- Born: January 21, 1920 Belleville, Illinois
- Died: January 3, 2013 (aged 92)
- Occupations: television executive, executive producer, television producer

= Paul Taff =

Paul Kenneth Taff (January 21, 1920 in Belleville, Illinois – January 3, 2013) was an American television executive, executive producer, and television producer. His credits included Mister Rogers' Neighborhood. Taff spearheaded the funding for Julia Child's first cooking show, The French Chef, which allowed the show to be aired nationwide and launched Child's television career.

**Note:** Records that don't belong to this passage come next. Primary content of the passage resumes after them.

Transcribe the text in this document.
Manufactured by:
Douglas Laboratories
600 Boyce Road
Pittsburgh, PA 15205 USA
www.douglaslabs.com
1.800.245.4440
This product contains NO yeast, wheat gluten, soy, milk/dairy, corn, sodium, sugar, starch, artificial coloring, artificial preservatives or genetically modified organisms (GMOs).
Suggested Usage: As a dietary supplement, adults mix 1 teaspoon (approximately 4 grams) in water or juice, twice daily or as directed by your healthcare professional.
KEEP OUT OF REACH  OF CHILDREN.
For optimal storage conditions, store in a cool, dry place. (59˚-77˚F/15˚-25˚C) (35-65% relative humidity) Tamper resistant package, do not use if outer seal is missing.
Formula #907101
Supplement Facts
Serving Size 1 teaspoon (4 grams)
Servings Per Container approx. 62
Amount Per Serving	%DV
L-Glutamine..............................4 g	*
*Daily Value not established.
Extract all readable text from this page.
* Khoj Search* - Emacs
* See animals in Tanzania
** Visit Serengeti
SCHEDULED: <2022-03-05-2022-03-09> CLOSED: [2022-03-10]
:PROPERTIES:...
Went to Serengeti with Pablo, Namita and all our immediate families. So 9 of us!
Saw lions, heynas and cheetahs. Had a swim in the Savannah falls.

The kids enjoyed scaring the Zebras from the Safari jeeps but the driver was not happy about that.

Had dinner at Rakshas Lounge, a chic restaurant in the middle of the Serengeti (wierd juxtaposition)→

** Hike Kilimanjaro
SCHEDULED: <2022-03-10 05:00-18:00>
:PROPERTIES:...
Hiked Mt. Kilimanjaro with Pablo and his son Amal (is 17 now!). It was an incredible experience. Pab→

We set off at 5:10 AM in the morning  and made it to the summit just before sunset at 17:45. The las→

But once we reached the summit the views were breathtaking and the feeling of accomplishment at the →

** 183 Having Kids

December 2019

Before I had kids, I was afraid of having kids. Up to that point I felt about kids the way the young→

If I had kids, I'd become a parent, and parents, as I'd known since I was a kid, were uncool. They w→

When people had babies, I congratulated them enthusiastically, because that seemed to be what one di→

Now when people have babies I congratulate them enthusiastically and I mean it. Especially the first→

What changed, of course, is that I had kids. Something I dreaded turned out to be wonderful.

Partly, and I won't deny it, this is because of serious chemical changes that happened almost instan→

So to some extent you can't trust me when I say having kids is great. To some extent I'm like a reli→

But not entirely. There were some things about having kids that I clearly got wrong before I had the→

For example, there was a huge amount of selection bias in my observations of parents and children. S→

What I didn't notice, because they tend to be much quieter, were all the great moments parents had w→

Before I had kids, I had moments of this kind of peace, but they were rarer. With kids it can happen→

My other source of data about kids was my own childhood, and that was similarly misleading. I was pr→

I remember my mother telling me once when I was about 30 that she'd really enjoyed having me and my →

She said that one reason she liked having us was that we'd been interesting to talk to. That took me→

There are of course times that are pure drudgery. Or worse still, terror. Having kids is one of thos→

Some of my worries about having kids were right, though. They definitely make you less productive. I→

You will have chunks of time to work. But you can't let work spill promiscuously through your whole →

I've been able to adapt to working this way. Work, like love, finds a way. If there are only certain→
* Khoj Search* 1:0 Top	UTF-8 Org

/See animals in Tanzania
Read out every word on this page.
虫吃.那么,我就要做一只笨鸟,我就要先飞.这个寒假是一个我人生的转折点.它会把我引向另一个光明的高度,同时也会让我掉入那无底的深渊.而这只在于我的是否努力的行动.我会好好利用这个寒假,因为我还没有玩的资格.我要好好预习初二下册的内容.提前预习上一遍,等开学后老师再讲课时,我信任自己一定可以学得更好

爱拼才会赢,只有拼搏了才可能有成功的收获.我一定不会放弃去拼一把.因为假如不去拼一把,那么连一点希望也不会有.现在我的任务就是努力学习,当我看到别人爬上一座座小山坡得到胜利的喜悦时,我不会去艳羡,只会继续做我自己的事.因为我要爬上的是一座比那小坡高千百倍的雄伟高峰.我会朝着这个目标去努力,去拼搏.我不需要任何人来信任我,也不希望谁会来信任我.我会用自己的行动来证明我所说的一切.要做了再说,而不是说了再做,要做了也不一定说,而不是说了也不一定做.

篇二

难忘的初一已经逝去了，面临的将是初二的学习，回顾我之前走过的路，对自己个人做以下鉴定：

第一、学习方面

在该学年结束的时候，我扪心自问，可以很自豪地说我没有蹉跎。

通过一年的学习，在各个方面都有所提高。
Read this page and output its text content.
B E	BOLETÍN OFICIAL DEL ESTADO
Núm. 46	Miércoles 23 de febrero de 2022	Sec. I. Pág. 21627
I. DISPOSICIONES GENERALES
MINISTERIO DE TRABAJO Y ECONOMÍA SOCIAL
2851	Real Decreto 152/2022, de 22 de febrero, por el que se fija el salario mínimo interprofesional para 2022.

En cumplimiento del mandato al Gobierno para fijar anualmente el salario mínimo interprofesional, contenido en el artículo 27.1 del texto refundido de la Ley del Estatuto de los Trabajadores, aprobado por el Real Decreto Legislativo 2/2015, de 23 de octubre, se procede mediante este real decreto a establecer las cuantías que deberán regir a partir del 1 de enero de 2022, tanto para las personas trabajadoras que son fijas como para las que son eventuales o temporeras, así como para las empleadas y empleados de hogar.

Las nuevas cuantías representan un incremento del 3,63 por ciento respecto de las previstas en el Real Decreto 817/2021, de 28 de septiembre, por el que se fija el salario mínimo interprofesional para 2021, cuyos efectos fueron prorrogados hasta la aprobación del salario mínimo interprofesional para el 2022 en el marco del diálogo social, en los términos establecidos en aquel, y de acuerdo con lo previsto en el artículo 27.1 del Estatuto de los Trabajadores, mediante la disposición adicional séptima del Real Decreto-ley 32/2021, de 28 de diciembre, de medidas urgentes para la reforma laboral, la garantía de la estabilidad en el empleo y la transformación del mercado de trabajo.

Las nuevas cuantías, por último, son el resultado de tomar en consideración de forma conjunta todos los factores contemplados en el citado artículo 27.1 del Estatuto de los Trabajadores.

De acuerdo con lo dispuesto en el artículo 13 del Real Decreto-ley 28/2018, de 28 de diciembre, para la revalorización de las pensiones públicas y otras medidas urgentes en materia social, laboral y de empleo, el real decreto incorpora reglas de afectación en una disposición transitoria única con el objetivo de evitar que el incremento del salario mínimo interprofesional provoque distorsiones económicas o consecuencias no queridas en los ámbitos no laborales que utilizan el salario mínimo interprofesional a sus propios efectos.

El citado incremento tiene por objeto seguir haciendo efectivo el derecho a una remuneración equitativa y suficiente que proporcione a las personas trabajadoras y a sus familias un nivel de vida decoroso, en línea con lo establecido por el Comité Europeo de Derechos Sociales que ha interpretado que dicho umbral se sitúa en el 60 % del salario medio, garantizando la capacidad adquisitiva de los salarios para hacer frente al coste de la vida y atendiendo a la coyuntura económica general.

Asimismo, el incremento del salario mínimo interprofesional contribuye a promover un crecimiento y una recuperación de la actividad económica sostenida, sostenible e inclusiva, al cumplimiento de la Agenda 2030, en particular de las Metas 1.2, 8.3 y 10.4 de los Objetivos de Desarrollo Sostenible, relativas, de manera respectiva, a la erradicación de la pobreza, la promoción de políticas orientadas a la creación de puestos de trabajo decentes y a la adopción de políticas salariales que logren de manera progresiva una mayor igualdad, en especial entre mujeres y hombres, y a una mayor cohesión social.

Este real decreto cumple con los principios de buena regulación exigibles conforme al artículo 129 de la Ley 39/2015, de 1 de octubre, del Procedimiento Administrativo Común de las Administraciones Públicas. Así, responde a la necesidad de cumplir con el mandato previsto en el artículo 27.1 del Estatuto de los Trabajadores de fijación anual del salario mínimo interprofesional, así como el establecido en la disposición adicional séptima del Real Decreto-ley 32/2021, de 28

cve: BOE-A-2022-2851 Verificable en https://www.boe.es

Taff had an over 70-year career in broadcasting. His career started during his college years as a control room operator and occasional announcer on WSOY radio in Decatur, Illinois. That beginning was followed by positions as continuity director and assistant program director at KFUO radio, St. Louis; program director at WBEZ radio, Chicago; program director at WTVP television, Decatur, Illinois; station manager at WMVS, an educational television station in Milwaukee, Wisconsin; director of children’s programs and director of program operations, National Educational Television (NET), New York City, the predecessor to the Public Broadcasting Service (PBS); president and general manager of Connecticut Educational Telecommunications Company, Hartford, Connecticut, which subsequently became Connecticut Public Broadcasting; and executive director, president and president emeritus of the Connecticut Broadcasters Association.

Taff graduated from Belleville High School and from Millikin University. He later received a master's degree in speech from Northwestern University and an honorary doctorate of humane letters from the University of New Haven.

Taff became the first television broadcaster to appear on WTVP (now WAND) in 1953, In Decatur, Illinois.

As Director of Children's Programs for National Educational Television, he helped to secure funding to acquire the broadcasting rights for Mister Rogers' Neighborhood. and bring it to a national television audience.

A resident of Glastonbury, Connecticut, Taff died on January 3, 2013, at the age of 92.